A expectativa é de que a capacidade de defesa aérea da Ucrânia de interceptar mísseis e drones russos se debilite a menos que o país receba suprimentos adicionais de armas das nações ocidentais.

O presidente da Ucrânia, Volodymyr Zelenskyy, vem pedindo repetidas vezes a dirigentes ocidentais assistência militar adicional para melhorar a capacidade de defesa aérea do seu país.

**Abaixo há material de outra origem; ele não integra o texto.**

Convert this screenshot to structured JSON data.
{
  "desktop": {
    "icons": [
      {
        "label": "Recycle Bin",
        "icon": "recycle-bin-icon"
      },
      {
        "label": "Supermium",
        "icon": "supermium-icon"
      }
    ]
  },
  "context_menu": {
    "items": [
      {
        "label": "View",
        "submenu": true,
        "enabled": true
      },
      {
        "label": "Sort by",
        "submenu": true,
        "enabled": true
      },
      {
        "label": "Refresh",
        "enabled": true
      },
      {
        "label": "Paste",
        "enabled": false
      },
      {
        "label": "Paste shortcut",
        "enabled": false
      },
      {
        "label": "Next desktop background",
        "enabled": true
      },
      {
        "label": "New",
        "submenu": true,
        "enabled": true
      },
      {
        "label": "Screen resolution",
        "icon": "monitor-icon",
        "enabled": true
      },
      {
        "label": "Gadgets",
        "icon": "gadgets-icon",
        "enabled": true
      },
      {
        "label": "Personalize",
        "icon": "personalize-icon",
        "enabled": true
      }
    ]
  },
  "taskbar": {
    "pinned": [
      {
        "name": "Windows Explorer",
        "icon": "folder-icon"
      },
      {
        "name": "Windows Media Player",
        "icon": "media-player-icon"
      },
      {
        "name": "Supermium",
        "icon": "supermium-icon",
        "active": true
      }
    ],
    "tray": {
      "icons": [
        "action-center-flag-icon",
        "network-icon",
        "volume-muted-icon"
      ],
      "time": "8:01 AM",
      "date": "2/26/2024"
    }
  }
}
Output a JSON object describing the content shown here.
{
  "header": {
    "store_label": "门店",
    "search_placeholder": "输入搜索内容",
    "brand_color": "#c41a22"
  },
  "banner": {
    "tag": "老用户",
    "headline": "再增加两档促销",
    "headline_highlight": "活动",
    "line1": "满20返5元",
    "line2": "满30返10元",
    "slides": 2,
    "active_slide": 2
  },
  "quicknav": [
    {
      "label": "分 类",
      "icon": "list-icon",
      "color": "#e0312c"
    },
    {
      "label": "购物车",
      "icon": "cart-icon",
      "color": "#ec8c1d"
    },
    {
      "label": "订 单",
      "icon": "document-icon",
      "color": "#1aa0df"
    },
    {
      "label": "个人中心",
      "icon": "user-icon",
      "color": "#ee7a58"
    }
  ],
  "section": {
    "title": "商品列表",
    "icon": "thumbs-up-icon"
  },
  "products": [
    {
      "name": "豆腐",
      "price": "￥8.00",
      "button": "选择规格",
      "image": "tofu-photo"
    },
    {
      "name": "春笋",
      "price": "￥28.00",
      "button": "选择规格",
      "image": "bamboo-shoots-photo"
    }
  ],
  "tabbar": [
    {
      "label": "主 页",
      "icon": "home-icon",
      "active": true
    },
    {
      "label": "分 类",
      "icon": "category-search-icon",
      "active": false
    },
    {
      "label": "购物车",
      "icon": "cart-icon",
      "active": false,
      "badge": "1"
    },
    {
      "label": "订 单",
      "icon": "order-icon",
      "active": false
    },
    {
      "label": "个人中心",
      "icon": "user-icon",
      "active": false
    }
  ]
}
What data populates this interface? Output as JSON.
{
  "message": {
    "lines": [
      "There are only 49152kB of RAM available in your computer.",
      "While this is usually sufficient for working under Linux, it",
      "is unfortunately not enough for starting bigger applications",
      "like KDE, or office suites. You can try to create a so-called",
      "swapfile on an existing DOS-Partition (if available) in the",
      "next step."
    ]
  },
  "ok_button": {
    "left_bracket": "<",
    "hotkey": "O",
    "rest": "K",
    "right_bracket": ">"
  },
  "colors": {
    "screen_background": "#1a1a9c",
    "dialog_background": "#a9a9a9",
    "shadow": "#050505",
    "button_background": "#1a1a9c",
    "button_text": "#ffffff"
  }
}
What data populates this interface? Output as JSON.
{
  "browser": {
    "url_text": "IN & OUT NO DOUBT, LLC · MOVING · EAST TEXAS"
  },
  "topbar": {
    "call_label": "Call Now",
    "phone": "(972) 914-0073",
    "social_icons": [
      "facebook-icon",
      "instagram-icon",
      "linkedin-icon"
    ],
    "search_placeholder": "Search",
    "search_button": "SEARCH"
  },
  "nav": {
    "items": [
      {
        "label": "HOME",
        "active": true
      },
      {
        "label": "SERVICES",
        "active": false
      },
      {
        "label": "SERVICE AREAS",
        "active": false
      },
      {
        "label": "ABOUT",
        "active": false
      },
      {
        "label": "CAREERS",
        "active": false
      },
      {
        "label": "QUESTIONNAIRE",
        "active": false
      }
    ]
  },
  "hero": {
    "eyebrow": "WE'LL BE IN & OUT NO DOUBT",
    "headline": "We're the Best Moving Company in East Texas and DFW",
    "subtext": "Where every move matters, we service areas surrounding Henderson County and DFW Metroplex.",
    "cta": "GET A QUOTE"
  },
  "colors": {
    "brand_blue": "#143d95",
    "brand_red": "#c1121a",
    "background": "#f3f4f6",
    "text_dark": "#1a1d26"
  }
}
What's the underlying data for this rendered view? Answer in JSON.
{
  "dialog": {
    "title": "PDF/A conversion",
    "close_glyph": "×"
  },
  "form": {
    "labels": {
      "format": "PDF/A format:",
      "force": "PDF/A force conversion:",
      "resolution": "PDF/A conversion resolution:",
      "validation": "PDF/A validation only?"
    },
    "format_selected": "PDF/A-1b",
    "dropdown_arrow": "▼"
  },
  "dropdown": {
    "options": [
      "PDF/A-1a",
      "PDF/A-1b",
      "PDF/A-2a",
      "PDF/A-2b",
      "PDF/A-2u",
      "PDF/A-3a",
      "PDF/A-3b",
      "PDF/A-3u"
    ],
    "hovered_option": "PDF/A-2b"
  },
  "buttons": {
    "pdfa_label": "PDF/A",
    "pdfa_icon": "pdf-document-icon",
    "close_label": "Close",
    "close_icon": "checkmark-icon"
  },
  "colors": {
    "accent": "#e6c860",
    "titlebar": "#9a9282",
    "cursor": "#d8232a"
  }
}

No entanto, os Estados Unidos, o maior apoiador da Ucrânia, ainda não enviaram nova ajuda a Kiev por causa de um impasse no Congresso sobre um projeto orçamentário emergencial que inclui auxílio ao país invadido.

O jornal New York Times noticiou sexta-feira que funcionários do governo americano preveem que a Ucrânia só terá capacidade de defesa aérea suficiente até março, caso não seja reabastecida.

O Instituto para o Estudo da Guerra, dos Estados Unidos, avaliou sábado que a “intensificação da campanha russa de ataques lançados nas últimas semanas provavelmente veio a pressionar ainda mais a defesa aérea da Ucrânia”.

O instituto advertiu que, se as Forças Armadas da Rússia realizarem operações aéreas consistentes, em grande escala, de apoio a ofensivas terrestres russas na Ucrânia, os combates representarão uma “ameaça significativa” para o país.

Zelenskyy nomeou domingo Oleksandr Pavliuk, ex-primeiro vice-ministro da Defesa, para o cargo de comandante das forças terrestres da Ucrânia.

Pavliuk substitui Oleksandr Syrskyi, que foi promovido a comandante-chefe das Forças Armadas, com o objetivo de dar nova abordagem à contraofensiva ucraniana.